Researchers at Sorbonne Universités and CNRS have recently investigated the prerequisites for the emergence of simplified spatial notions in robotic systems, based on on a robot’s sensorimotor flow. Their study, pre-published on arXiv, is a part of a larger project, in which they explored how fundamental perceptual notions (e.g. body, space, object, color, etc.) could be instilled in biological or artificial systems.
So far, the designs of robotic systems have mainly reflected the way in which human beings perceive the world. Designing robots guided solely by human intuition, however, could limit their perceptions to those experienced by humans.
To design fully autonomous robots, researchers might thus need to step away from human-related constructs, allowing robotic agents to develop their own way of perceiving the world. According to the team of researchers at Sorbonne Universités and CNRS, a robot should gradually develop its own perceptual notions exclusively by analyzing its sensorimotor experiences and identifying meaningful patterns.
“The general hypothesis is that no one gives perceptual notions to biological organisms,” Alexander Terekhov, one of the researchers who carried out the study, told TechXplore. “These concepts are instead developed over time, as useful tools that help them to make sense of the vast sensorimotor data they are constantly exposed to. As a consequence, a frog’s notion of space will most likely differ from that of a bat, which will in turn differ from that of humans. So when building a robot, what notion of space should we give it? Probably none of these. If we want robots to be truly intelligent, we should not build them using abstract notions, but instead, provide them with algorithms that will allow them to develop such notions themselves.”

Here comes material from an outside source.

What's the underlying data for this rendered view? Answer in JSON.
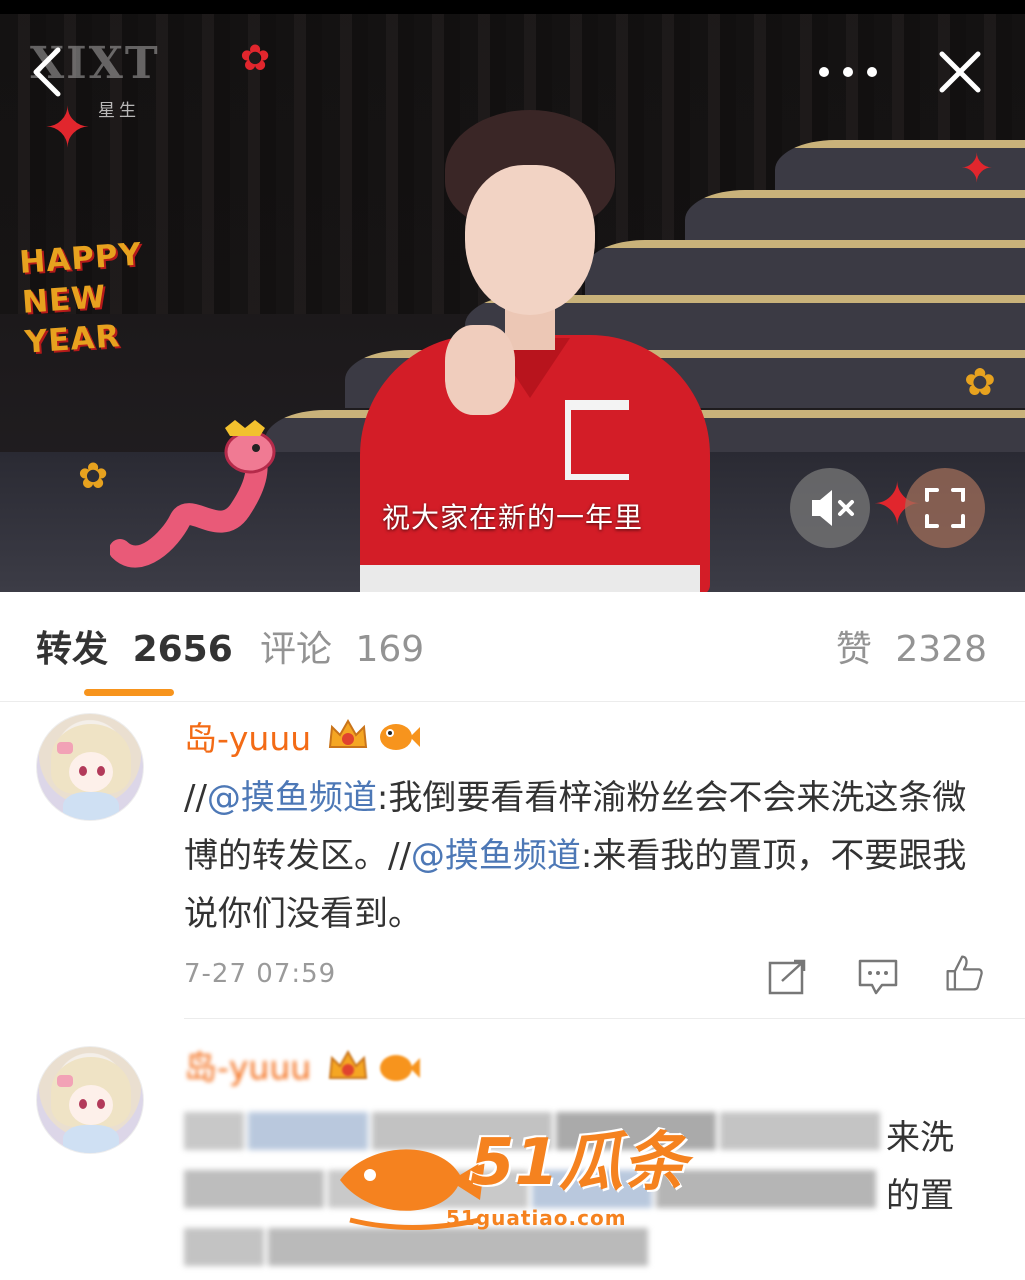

Terekhov and his colleagues showed that the notion of space as environment-independent cannot be deduced only by exteroceptive information, as this information varies greatly depending on what is found in the environment. This notion could be better defined by looking into functions that link motor commands to changes in stimuli that are external to the agent.
“Important insight came from an old study by famous French mathematician Henri Poincare, who was interested in how mathematics in general and geometry in particular could emerge from human perception,” Terekhov said. “He suggested that the coincidence in the sensory input may play a crucial role.”
The ideas introduced by Poincare can be better explained with a simple example. When we look at a given object, the eyes capture a particular image, which will change if the object moves 10 cm to the left. However, if we move 10 cm left, the image we see will remain almost exactly the same.
“This property seems miraculous if you think about how many receptors the human body has,” Terekhov said. “It is nearly impossible to have the same input twice in a lifetime, yet we constantly experience it. These low-probability events may be used by the brain to construct general perceptual notions.”
To apply these ideas to the design of robotic systems, the researchers programmed a virtual robotic arm with a camera at its tip. The robot noted the measurements coming from the arm’s joints every time it received the same visual input. “By associating all these measurements, the robot builds an abstraction that is mathematically equivalent to the position and orientation of its camera, even though it has no explicit access to this information,” Terekhov said. “The most important thing is that even though this abstract notion is learned based on the visual input, it ends up being independent from it, and thus works for all environments; the same way our notion of space does not depend on the particular scene we see.”
Applying the same principle in another study, the researchers successfully prompted a robot to compensate for an optical distortion caused by a lens placed in front of its camera. Typically, this would be attained by training algorithms on pairs of distorted and undistorted images.
“The tricky part of our study was that the robot had to complete this task by looking into the distorted images only, just like humans learn to compensate for the distortion introduced by eye glasses,” Terekhov said. “We believe that the principles introduced by Poincare, which are the basis of our algorithms, could be more general and are utilized by the brain at multiple levels. We are currently exploring the possibility of using these principles to build neural networks that do not suffer from catastrophic forgetting and can gradually accumulate knowledge.”